Reading time: 3 minutes
Jan Bosch is a research center director, professor, consultant and angel investor in startups. You can contact him at email@example.com.
Digitalization is concerned with the three key enabling digital technologies software, data and artificial intelligence. These build on each other as it typically is software that generates the data from systems in the field and it’s this data (preferably labeled) that forms the basis for machine learning and deep learning. The software-intensive systems industry, as the name suggests, has fully embraced the role and importance of software and many companies are actively experimenting with and prototyping ML/DL models. Data, however, remains a highly controversial subject in most of the companies I work with.
The reason data is so controversial is twofold. First, most companies sell a product and the customer then becomes the legal owner of the product. That means that any data generated by that product is considered to automatically be owned by the customer as well. As a result, the data can’t be used by the product company unless the customer gives permission to use it. And most customers are quite restrictive in doing so and typically only allow this if it directly benefits them and it doesn’t benefit others.
The second reason is that the whole system of laws surrounding GDPR and privacy is, in most contexts, poorly understood. Following the “better safe than sorry” policy, most individuals in companies that are involved in data generation, processing, analytics and storing are extremely restrictive in what data they’ll work with and generally treat it as a toxic material rather than a valuable asset.
These concerns are of course much better addressed in other ways than just avoiding data collection. The question of who owns the data from products sold by the company is simply a legal one: if the contract says that the company owns the data and can use it for its own purposes, then that’s what’s agreed with the customer. This is far from a new concept and the automotive industry has used it for decades to be able to use the data from its fleets of vehicles.
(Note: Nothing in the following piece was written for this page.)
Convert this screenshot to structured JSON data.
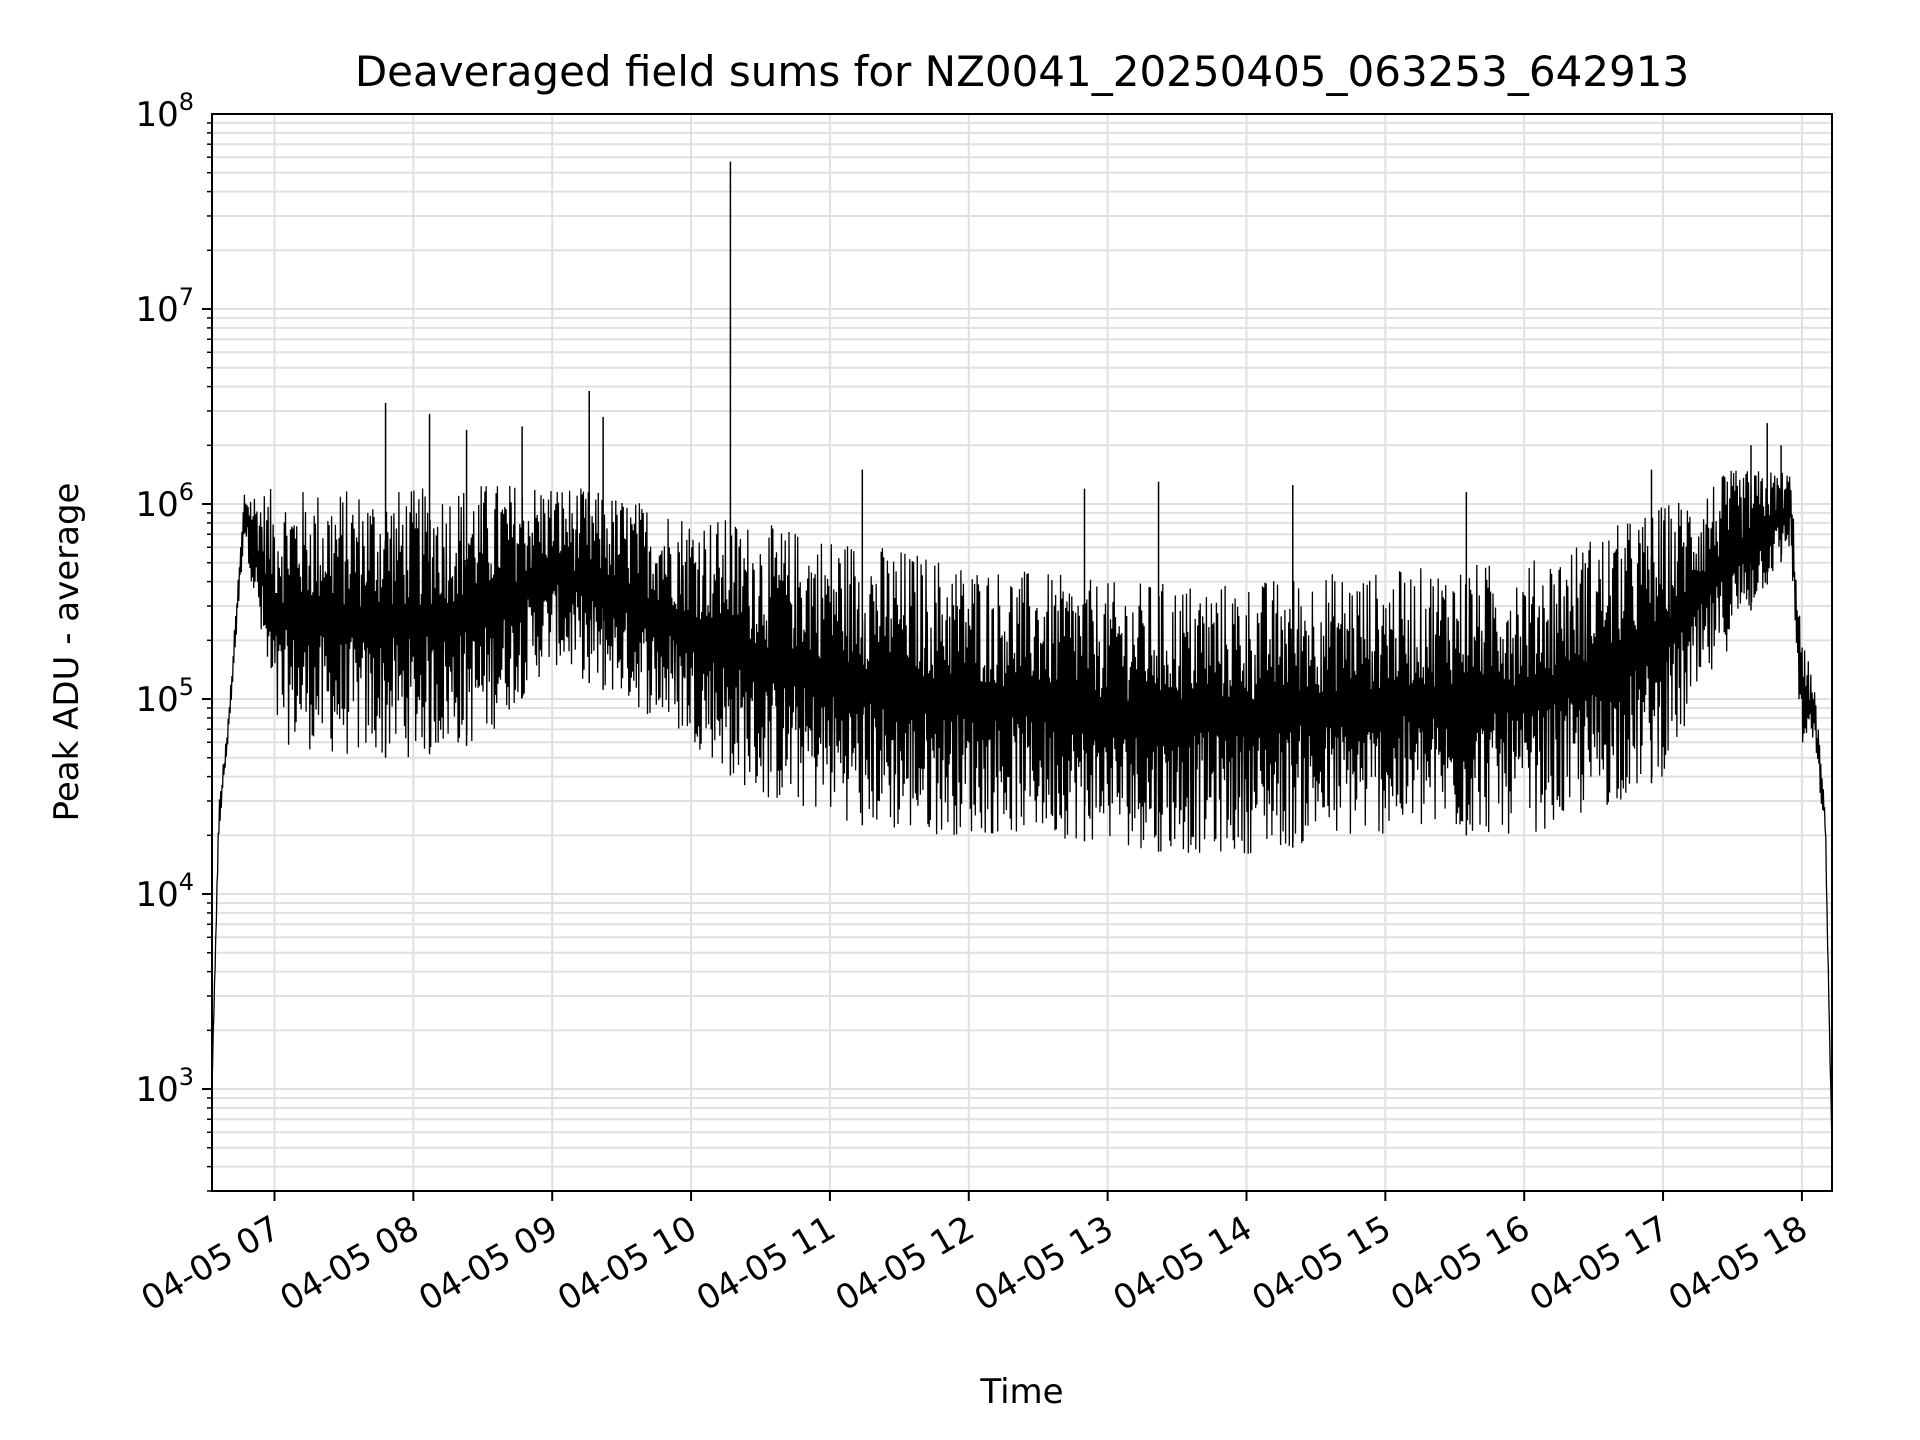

The GDPR question is, admittedly, complex but there are two important principles. First, if the customer agrees to data collection, you can use the data. Second, if the data is properly anonymized through, for example, isomorphic encryption or aggregation, the data is free to use as well. Many have used aggregation as the primary mechanism for anonymization, but with the emergence of ML/DL, it’s important to have the individual data entries and associated labels for the training of models.
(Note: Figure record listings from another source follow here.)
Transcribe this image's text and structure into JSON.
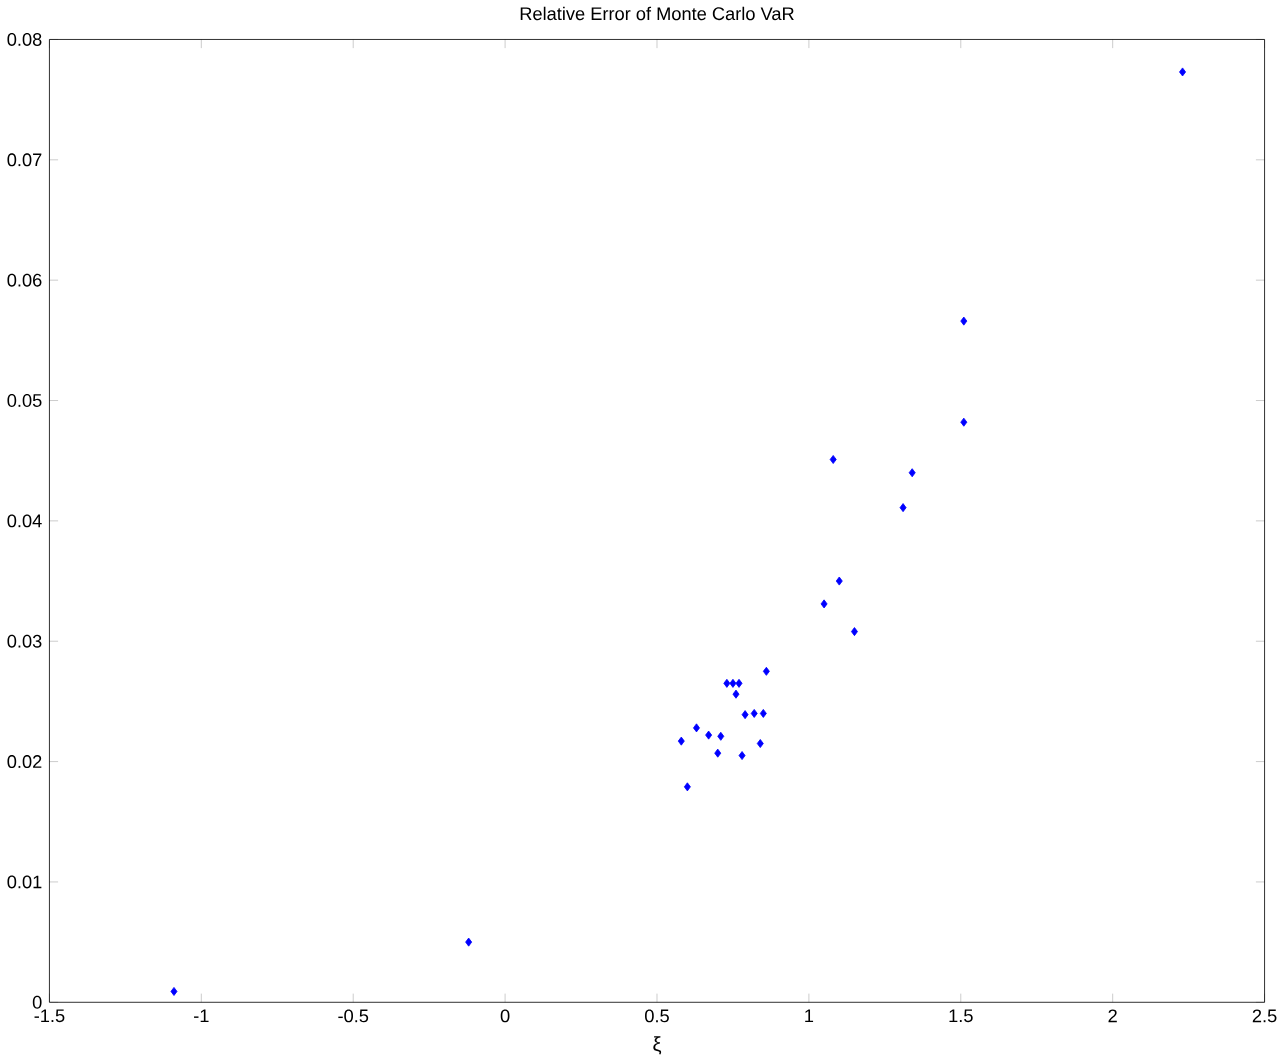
{
  "chart_data": {
    "type": "scatter",
    "title": "Relative Error of Monte Carlo VaR",
    "xlabel": "ξ",
    "x": [
      -1.09,
      -0.12,
      0.58,
      0.6,
      0.63,
      0.67,
      0.7,
      0.71,
      0.73,
      0.75,
      0.76,
      0.77,
      0.78,
      0.79,
      0.82,
      0.84,
      0.85,
      0.86,
      1.05,
      1.08,
      1.1,
      1.15,
      1.31,
      1.34,
      1.51,
      1.51,
      2.23
    ],
    "series": [
      {
        "color": "#0000ff",
        "values": [
          0.0009,
          0.005,
          0.0217,
          0.0179,
          0.0228,
          0.0222,
          0.0207,
          0.0221,
          0.0265,
          0.0265,
          0.0256,
          0.0265,
          0.0205,
          0.0239,
          0.024,
          0.0215,
          0.024,
          0.0275,
          0.0331,
          0.0451,
          0.035,
          0.0308,
          0.0411,
          0.044,
          0.0566,
          0.0482,
          0.0773
        ]
      }
    ],
    "xlim": [
      -1.5,
      2.5
    ],
    "ylim": [
      0,
      0.08
    ],
    "xticks": [
      -1.5,
      -1,
      -0.5,
      0,
      0.5,
      1,
      1.5,
      2,
      2.5
    ],
    "yticks": [
      0,
      0.01,
      0.02,
      0.03,
      0.04,
      0.05,
      0.06,
      0.07,
      0.08
    ],
    "marker": "diamond",
    "grid": false
  }
}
Please note that I’m not a legal expert and you should do your own research, but the current practice of extreme restrictiveness is counter-productive both for companies and for the people using their products. Would you rather use a product that constantly gets better by learning from you and thousands of others or be stuck with a static product that never changes? And what do you think is better for the competitive position of your company?
Even in cases where the data shouldn’t be collected in a central location and stored for any reason, there are still good ways to use data-driven solutions. For instance, we have research ongoing in federated reinforcement learning where a population of products trains individually based on local data and then exchanges model parameters instead of the data it used for training. This allows it to continuously improve by combining the learnings from the entire population without sharing sensitive data.
Current highly restrictive approaches around data in many companies are holding us back from adopting the best practices in product development and evolution. In many ways, it’s akin to fighting with one arm tied behind your back as the lack of data causes you to operate based on your beliefs about the customers and market, rather than the facts. Data ownership can and should be managed in legal contracts and legal and privacy concerns can be addressed by technical solutions. Western society is built on the scientific method and the Enlightenment was a transition from operating based on beliefs to basing ourselves on facts. It’s time for you and your company to go through the same transition.